Zengezur Koridoru: Türk Milleti İçin Bir Tuzak mı?Prof. Dr. Murat KAN Son günlerde bölge gündeminin en sıcak konularından biri olan Zengezur Koridoru anlaşması, kamuoyunda büyük bir heyecanla tartışılıyor. Ancak gerçeğe daha derin bakıldığında, bu projenin sadece bir ulaştırma veya ticaret hattı olmadığını, küresel güçlerin bölge üzerinde kurduğu stratejik bir hamle olduğunu görmek mümkündür. Jeopolitik […]
Zengezur Koridoru: Türk Milleti İçin Bir Tuzak mı?
Prof. Dr. Murat KAN
Son günlerde bölge gündeminin en sıcak konularından biri olan Zengezur Koridoru anlaşması, kamuoyunda büyük bir heyecanla tartışılıyor. Ancak gerçeğe daha derin bakıldığında, bu projenin sadece bir ulaştırma veya ticaret hattı olmadığını, küresel güçlerin bölge üzerinde kurduğu stratejik bir hamle olduğunu görmek mümkündür.
Jeopolitik Tuzak
Zengezur Koridoru, ilk bakışta Türk dünyasını birbirine bağlayan, Azerbaycan’ı doğrudan Nahçıvan üzerinden Türkiye’ye ulaştıran bir fırsat gibi sunuluyor. Ancak, haritaya ve güç dengelerine dikkatlice baktığımızda bu hattın aynı zamanda Türk milletinin bağımsız hareket alanını kısıtlayacak unsurları barındırdığı görülüyor.
Koridor, Türk dünyası için bir bütünleşme yolu gibi pazarlansa da, planlama sürecinde bölge dışı güçlerin, özellikle Siyonist lobilerin ve küresel aktörlerin etkili olduğu açıktır. Bu güçler, enerji hatlarından ticaret yollarına kadar her adımı kendi çıkarlarına göre şekillendirmekte, yerel halkların uzun vadeli menfaatlerini geri plana itmektedir.
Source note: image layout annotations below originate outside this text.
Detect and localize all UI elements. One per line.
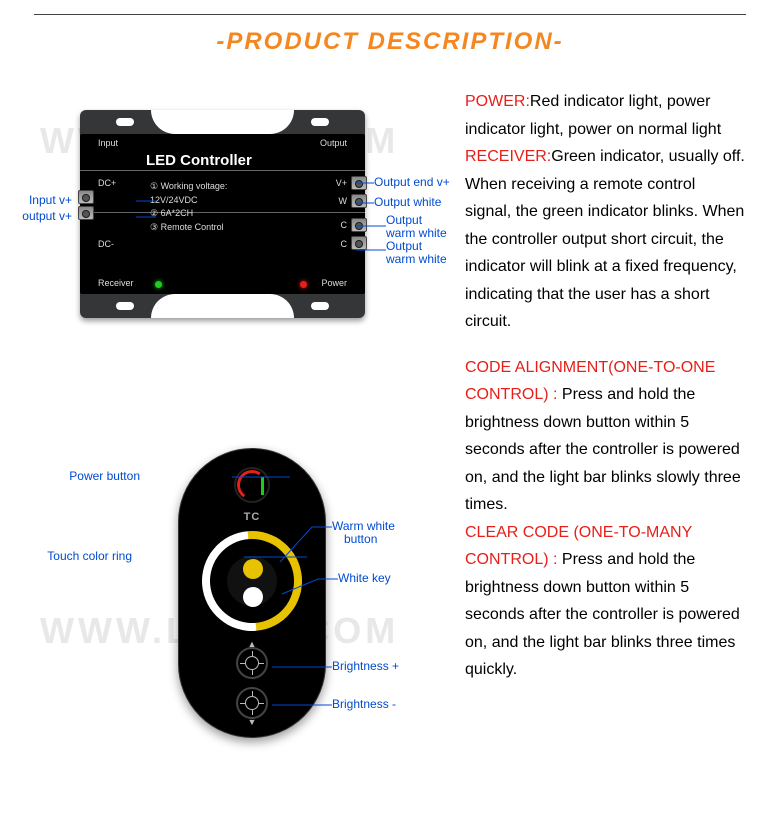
callout-label: Touch color ring [47, 549, 132, 563]
callout-touch-ring: Touch color ring [22, 550, 132, 563]
controller-body: LED Controller Input Output DC+ DC- V+ W… [80, 134, 365, 294]
callout-output-end: Output end v+ [374, 176, 450, 189]
remote-tc-label: TC [179, 511, 325, 523]
touch-ring-icon [202, 531, 302, 631]
diagram-column: WWW.L LUX.COM WWW.L LUX.COM LED Controll… [0, 80, 465, 820]
callout-label: White key [338, 571, 391, 585]
label-c: C [341, 239, 348, 249]
callout-label: Warm white [332, 519, 395, 533]
spec-line: 12V/24VDC [150, 195, 198, 205]
desc-key-power: POWER: [465, 93, 530, 110]
controller-title: LED Controller [146, 152, 252, 169]
terminal [351, 236, 367, 250]
terminal [351, 218, 367, 232]
callout-label: warm white [386, 252, 447, 266]
mount-hole [311, 118, 329, 126]
callout-label: Output [386, 239, 422, 253]
callout-brightness-down: Brightness - [332, 698, 396, 711]
label-w: W [339, 196, 348, 206]
callout-label: Input v+ [29, 193, 72, 207]
callout-warm-white: Warm white button [332, 520, 395, 546]
callout-output-v: output v+ [8, 210, 72, 223]
power-ring-icon [234, 467, 270, 503]
terminal [78, 206, 94, 220]
label-receiver: Receiver [98, 278, 134, 288]
spec-text: ① Working voltage: 12V/24VDC ② 6A*2CH ③ … [150, 180, 227, 234]
callout-power-button: Power button [50, 470, 140, 483]
brightness-up-icon: ▲ [236, 647, 268, 679]
top-divider [34, 14, 746, 15]
label-c: C [341, 220, 348, 230]
callout-label: button [332, 532, 377, 546]
desc-text: Press and hold the brightness down butto… [465, 386, 741, 513]
led-red [300, 281, 307, 288]
label-dc-plus: DC+ [98, 178, 116, 188]
spec-line: ② 6A*2CH [150, 208, 193, 218]
warm-white-dot-icon [243, 559, 263, 579]
label-v-plus: V+ [336, 178, 347, 188]
terminal [351, 194, 367, 208]
description-column: POWER:Red indicator light, power indicat… [465, 80, 765, 820]
callout-label: Output end v+ [374, 175, 450, 189]
remote-diagram: TC ▲ ▼ [178, 448, 326, 738]
mount-hole [116, 118, 134, 126]
desc-text: Green indicator, usually off. When recei… [465, 148, 745, 330]
label-power: Power [321, 278, 347, 288]
callout-label: Output white [374, 195, 441, 209]
controller-diagram: LED Controller Input Output DC+ DC- V+ W… [80, 110, 365, 318]
divider [80, 170, 365, 171]
page-title: -PRODUCT DESCRIPTION- [0, 28, 780, 56]
spec-line: ① Working voltage: [150, 181, 227, 191]
description-block: CODE ALIGNMENT(ONE-TO-ONE CONTROL) : Pre… [465, 354, 745, 684]
led-green [155, 281, 162, 288]
label-dc-minus: DC- [98, 239, 114, 249]
mount-hole [116, 302, 134, 310]
callout-white-key: White key [338, 572, 391, 585]
callout-label: Brightness + [332, 659, 399, 673]
callout-brightness-up: Brightness + [332, 660, 399, 673]
callout-output-warm-white: Output warm white [386, 240, 447, 266]
callout-label: output v+ [22, 209, 72, 223]
callout-output-white: Output white [374, 196, 441, 209]
label-output: Output [320, 138, 347, 148]
callout-label: Brightness - [332, 697, 396, 711]
content: WWW.L LUX.COM WWW.L LUX.COM LED Controll… [0, 80, 780, 820]
callout-input-v: Input v+ [8, 194, 72, 207]
callout-label: Output [386, 213, 422, 227]
mount-hole [311, 302, 329, 310]
callout-label: Power button [69, 469, 140, 483]
white-dot-icon [243, 587, 263, 607]
spec-line: ③ Remote Control [150, 222, 224, 232]
callout-output-warm-white: Output warm white [386, 214, 447, 240]
desc-text: Press and hold the brightness down butto… [465, 551, 740, 678]
label-input: Input [98, 138, 118, 148]
brightness-down-icon: ▼ [236, 687, 268, 719]
desc-key-receiver: RECEIVER: [465, 148, 551, 165]
description-block: POWER:Red indicator light, power indicat… [465, 88, 745, 336]
terminal [78, 190, 94, 204]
Küresel aktörler, Türk devletlerinin coğrafi ve ekonomik bütünleşmesini isteseydi, bunu çok daha adil ve egemenlik haklarını koruyan bir çerçevede yaparlardı. Oysa bugün masada duran Zengezur planı, Türk milletinin egemenlik sahasını daraltan, bölge güvenliğini yabancı garantörlere teslim eden maddelerle doludur.
Bu bağlamda, Zengezur Koridoru’nu sadece bir “Türk Dünyası Projesi” olarak görmek, gerçeğin yarısını görmek anlamına gelir. Gerçek, bu hattın aynı zamanda İsrail’in güvenlik doktrini ve Batı’nın Avrasya politikaları ile birebir örtüştüğüdür.
Ekonomiden Daha Fazlası
Koridorun inşasıyla beraber, bölgeye askeri, istihbari ve siyasi nüfuz kanallarının da açılacağı unutulmamalıdır. Bugün ticaret hattı gibi görünen bu güzergâh, yarın Türk dünyasının stratejik karar mekanizmalarına dış müdahale için kullanılabilecek bir kapıya dönüşebilir.
Sonuç
Zengezur Koridoru, bir ulaşım projesinden öte, büyük güçlerin satranç tahtasındaki hamlelerinden biridir. Türk milleti, bu hamlenin ne kadar lehine veya aleyhine olduğunu soğukkanlılıkla analiz etmeli, kısa vadeli kazançların ardındaki uzun vadeli kayıpları hesaba katmalıdır.